Scientists raise proliferation concerns over nuclear plans in New Brunswick – by Matthew McClearn (Globe and Mail – May 26, 2021)

https://www.theglobeandmail.com/

The Canadian government’s financial support for a proposed reprocessing facility for nuclear waste in New Brunswick undermines global efforts to prevent the spread of nuclear weapons, a group of U.S. nuclear non-proliferation experts and former government officials says.

Moltex Energy, a small, privately held company based in Saint John, plans to build a nuclear power plant in New Brunswick by the early 2030s. It would recycle spent fuel from Canada’s CANDU reactors (including NB Power’s Point Lepreau Nuclear Generating Station), and reprocess the waste in a 300-megawatt reactor called the Stable Salt Reactor-Wasteburner (SSR-W).

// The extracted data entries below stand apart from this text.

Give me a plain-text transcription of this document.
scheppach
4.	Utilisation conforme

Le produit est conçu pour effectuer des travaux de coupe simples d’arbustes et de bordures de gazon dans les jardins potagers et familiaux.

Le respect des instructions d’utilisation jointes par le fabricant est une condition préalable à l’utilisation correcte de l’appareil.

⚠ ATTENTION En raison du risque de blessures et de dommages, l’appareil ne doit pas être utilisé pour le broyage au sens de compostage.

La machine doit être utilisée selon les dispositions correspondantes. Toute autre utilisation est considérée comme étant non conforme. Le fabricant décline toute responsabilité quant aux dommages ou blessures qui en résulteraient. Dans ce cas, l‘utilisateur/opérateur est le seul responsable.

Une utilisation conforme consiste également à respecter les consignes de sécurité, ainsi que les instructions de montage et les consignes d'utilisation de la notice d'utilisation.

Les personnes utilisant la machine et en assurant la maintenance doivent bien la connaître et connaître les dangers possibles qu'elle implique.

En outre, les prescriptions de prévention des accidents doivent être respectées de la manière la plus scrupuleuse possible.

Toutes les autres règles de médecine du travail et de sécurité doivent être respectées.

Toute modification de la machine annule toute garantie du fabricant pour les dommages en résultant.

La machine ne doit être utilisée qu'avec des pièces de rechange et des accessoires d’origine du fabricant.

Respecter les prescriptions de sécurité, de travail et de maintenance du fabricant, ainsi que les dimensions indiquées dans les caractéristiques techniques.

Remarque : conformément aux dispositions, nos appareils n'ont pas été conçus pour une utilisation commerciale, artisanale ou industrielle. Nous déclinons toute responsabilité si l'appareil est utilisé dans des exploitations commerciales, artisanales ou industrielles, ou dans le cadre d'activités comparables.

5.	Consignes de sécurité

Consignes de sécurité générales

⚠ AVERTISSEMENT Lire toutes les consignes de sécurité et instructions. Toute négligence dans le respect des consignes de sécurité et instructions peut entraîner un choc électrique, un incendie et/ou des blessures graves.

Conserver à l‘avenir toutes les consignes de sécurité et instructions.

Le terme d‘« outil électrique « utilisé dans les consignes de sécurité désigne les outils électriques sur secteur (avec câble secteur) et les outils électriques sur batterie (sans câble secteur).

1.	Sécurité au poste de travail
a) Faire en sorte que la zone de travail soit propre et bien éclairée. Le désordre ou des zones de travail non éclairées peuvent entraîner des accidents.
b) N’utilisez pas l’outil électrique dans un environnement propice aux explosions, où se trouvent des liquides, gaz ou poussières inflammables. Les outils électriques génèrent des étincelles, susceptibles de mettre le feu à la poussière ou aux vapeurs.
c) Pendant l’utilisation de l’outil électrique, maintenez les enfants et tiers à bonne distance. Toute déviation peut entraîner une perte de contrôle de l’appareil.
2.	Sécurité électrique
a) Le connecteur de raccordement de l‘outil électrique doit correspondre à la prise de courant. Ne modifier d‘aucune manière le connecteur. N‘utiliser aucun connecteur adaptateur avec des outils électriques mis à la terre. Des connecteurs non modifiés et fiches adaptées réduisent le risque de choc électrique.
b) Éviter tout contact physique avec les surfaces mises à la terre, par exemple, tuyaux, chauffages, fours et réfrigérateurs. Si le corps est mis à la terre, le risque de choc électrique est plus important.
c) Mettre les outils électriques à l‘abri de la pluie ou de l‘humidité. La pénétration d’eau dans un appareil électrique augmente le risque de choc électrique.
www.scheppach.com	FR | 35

Moltex received a combined $50.5-million from the federal Strategic Innovation Fund and the Atlantic Canada Opportunities Agency (ACOA) in March.

An open letter to Prime Minister Justin Trudeau sent on Tuesday said the plutonium recovered by Moltex’s reprocessing plant would present high proliferation and environmental risks.

France, Russia, China and India (all of which have nuclear weapons programs) reprocess spent nuclear fuel to recover plutonium. Japan is currently the only country without a weapons program to do so.